We asked, you answered: what are your favorite camp memories? Through snail mail, email, and over Facebook, you’ve been sharing your fondest memories of camp. Here, we’ve compiled your favorite stories from over 80 years of Farm & Wilderness.
“When I was there,” Bill Schwarzchild (TL and SWC ‘49, ’50, ’52; Sr. Work Camp, ’53; Jr. Counselor ’54) recalls, “there was no running water, electricity, or flush toilets. The big thrill was having a garden big enough to go for a Marmon Motor Car ride. I first attended the Camps soon after the end of the WWII. To meet, live, and learn from Japanese and German people at that time was unheard of anyplace else in my little world. And learn I did!”
Bruce Katz (TL ‘56-’60) was nine years old when he first met Ken Webb in 1956: “I smile when I recall that first Parents’ Weekend when my mother came to the waterfront to see us all swimming, and Ken walked up to say hello to her wearing only his funny ‘Murray Space Shoes’ as they were called.”
Judy Muggia’s (IB ‘44-’52; SWC ’53-’33; IB Nurse ’59) camp memories are full of history–her own and the country’s. On August 14, 1945, she remembers the “wild celebration” when the community learned that Japan had surrendered to the allied forces, bringing an end to the war. And Judy never forgot how Ken Webb once turned down a post as director of the UN School in NYC because “he would not refuse a place at TL for Tony Hiss, Alger Hiss’s son.”
The IB kitchen was Libby Rondthaler Jolley’s (IB Staff ’80-’84) first introduction to F&W. She remembers “being dropped off…in pouring rain, after a 5-day Greyhound trip across the country, knowing no one at camp…and being welcomed in and offered a mug of miso soup.” Decades later, the place still resonates in her memory: “the light coming through the windows, picking up the yellow walls in the old IB Kitchen.”
In the summer of 1972, John Turitzin (TL ‘66-’70; TF ’72) lay awake, watching the Northern Lights break over the sky. “It was as if seeing a colored theater curtain undulating across the sky,” John writes. “I’ve never seen them since and might never see them again. I knew it was unusual, but I didn’t realize at the time just how rare.”
For Peter Burrowes (TL ’61-‘63), there was The Time the Bonfire Jumped Off the Ground: “It was the summer of 1964,” Peter writes. Back then, the bonfires were at least twenty feet across and ten to twelve feet high. Elaborate and entertaining methods have traditionally been used to torch off this conflagration, but none quite so entertaining as that year. Some starter fluid was always used, but this year, somehow, a five gallon can of gasoline got into the mix. As the fire got going, suddenly, with a huge WHOOOMP!, the pile lifted two feet off the ground. Nothing significant of the fire scattered, for which one and all were grateful, but it gave a few people a bad moment before even greater high spirits were restored.”

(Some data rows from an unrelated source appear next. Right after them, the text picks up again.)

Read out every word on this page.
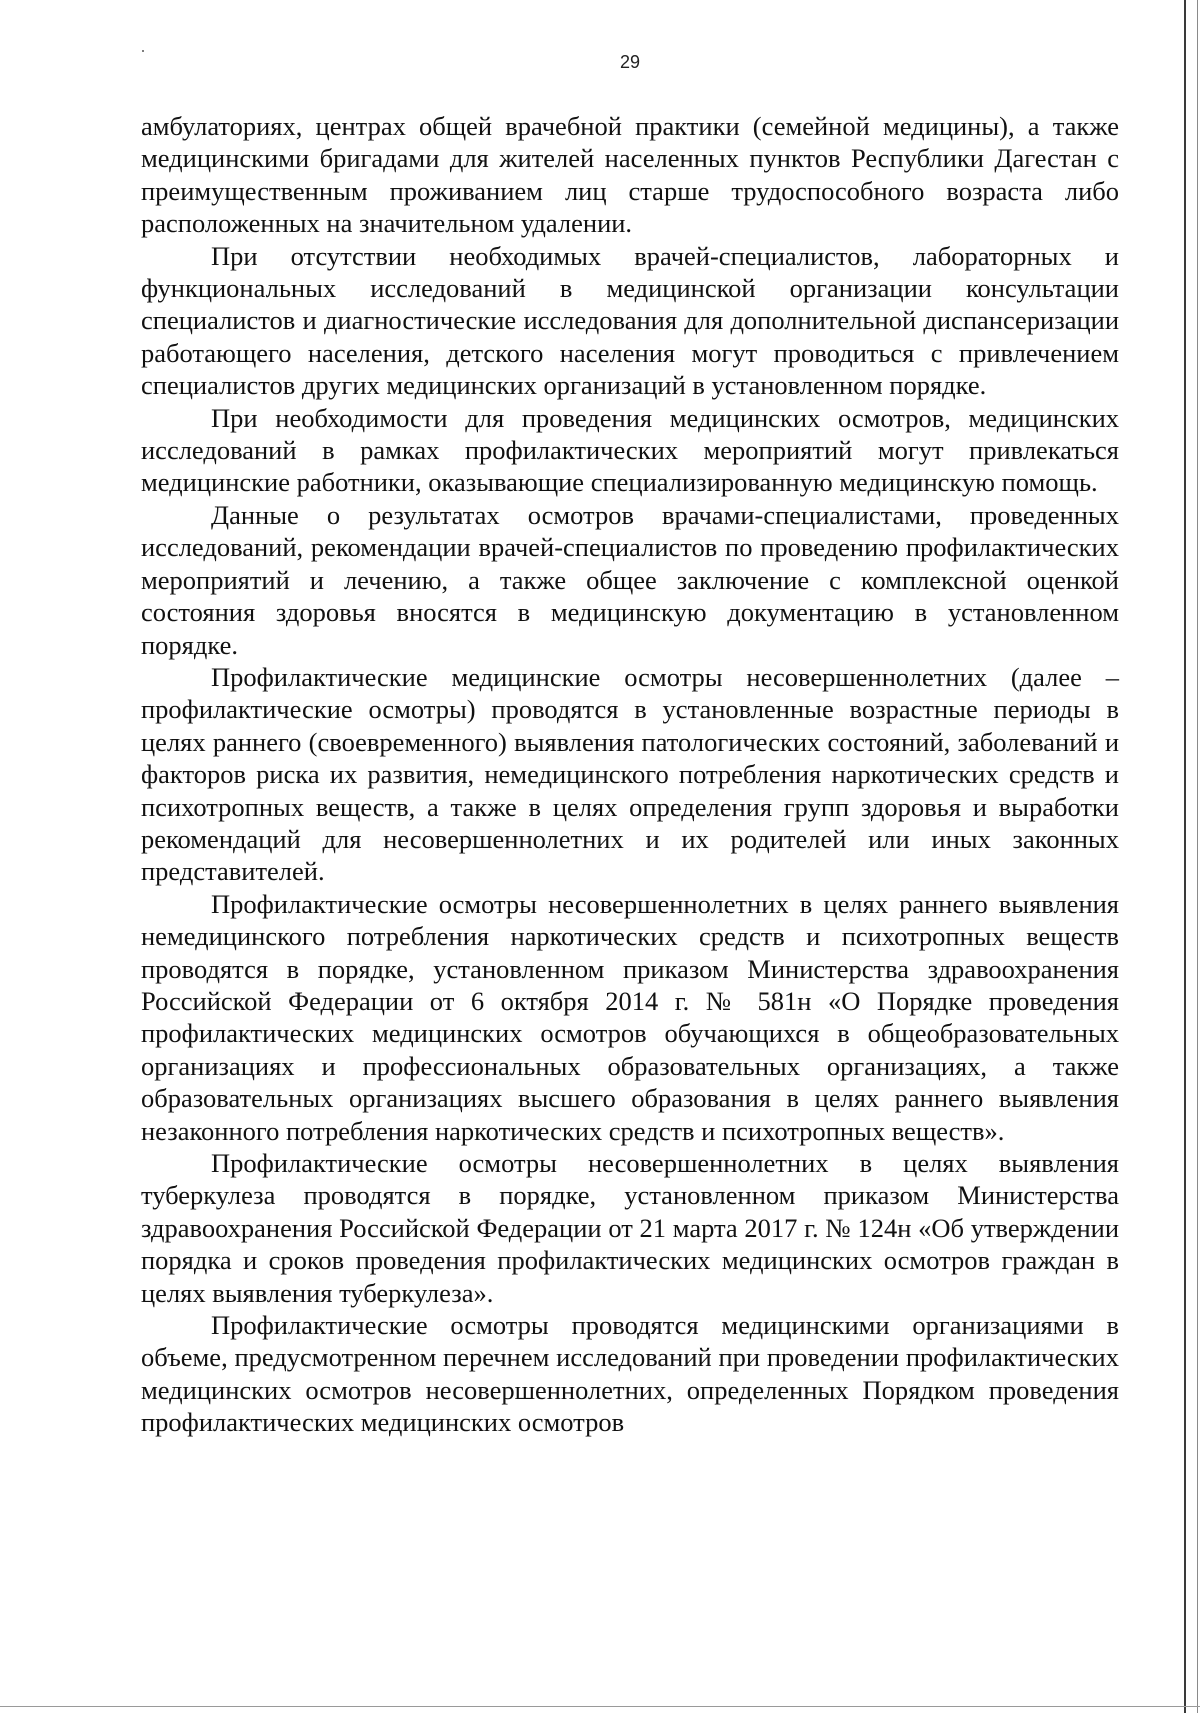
29

амбулаториях, центрах общей врачебной практики (семейной медицины), а также медицинскими бригадами для жителей населенных пунктов Республики Дагестан с преимущественным проживанием лиц старше трудоспособного возраста либо расположенных на значительном удалении.

При отсутствии необходимых врачей-специалистов, лабораторных и функциональных исследований в медицинской организации консультации специалистов и диагностические исследования для дополнительной диспансеризации работающего населения, детского населения могут проводиться с привлечением специалистов других медицинских организаций в установленном порядке.

При необходимости для проведения медицинских осмотров, медицинских исследований в рамках профилактических мероприятий могут привлекаться медицинские работники, оказывающие специализированную медицинскую помощь.

Данные о результатах осмотров врачами-специалистами, проведенных исследований, рекомендации врачей-специалистов по проведению профилактических мероприятий и лечению, а также общее заключение с комплексной оценкой состояния здоровья вносятся в медицинскую документацию в установленном порядке.

Профилактические медицинские осмотры несовершеннолетних (далее – профилактические осмотры) проводятся в установленные возрастные периоды в целях раннего (своевременного) выявления патологических состояний, заболеваний и факторов риска их развития, немедицинского потребления наркотических средств и психотропных веществ, а также в целях определения групп здоровья и выработки рекомендаций для несовершеннолетних и их родителей или иных законных представителей.

Профилактические осмотры несовершеннолетних в целях раннего выявления немедицинского потребления наркотических средств и психотропных веществ проводятся в порядке, установленном приказом Министерства здравоохранения Российской Федерации от 6 октября 2014 г. № 581н «О Порядке проведения профилактических медицинских осмотров обучающихся в общеобразовательных организациях и профессиональных образовательных организациях, а также образовательных организациях высшего образования в целях раннего выявления незаконного потребления наркотических средств и психотропных веществ».

Профилактические осмотры несовершеннолетних в целях выявления туберкулеза проводятся в порядке, установленном приказом Министерства здравоохранения Российской Федерации от 21 марта 2017 г. № 124н «Об утверждении порядка и сроков проведения профилактических медицинских осмотров граждан в целях выявления туберкулеза».

Профилактические осмотры проводятся медицинскими организациями в объеме, предусмотренном перечнем исследований при проведении профилактических медицинских осмотров несовершеннолетних, определенных Порядком проведения профилактических медицинских осмотров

Bob Weisbord (TL ’73, ’75, ’70, ’80, ’81) hasn’t forgotten the rainy morning in Lower Lodge when Ken Webb told the campers the story of Mad Morgan. Kristi Webb remembers her Grandma Sue telling the story of a “friendly giant.” Many of you recalled with fondness the “giant Salty Dog Rag” at Fair, the sounds of bells drifting down The Valley, and the square dances where first kisses were sometimes exchanged and first dances occasionally ended in marriages. There were Sticky Buns courtesy of Al and Mabel Hicks, pea shelling contests and one-handed bowline tying contests at the TL trading post, and peppermint ice cream on Susan Webb’s birthday.
Resoundingly, your best memories are of the fellow campers and staff who were and have remained integral to your lives. We bet Bill Schwarzchild speaks for many when he writes: “Now, being 82 years old, I still look back on those summers as being the best ones.”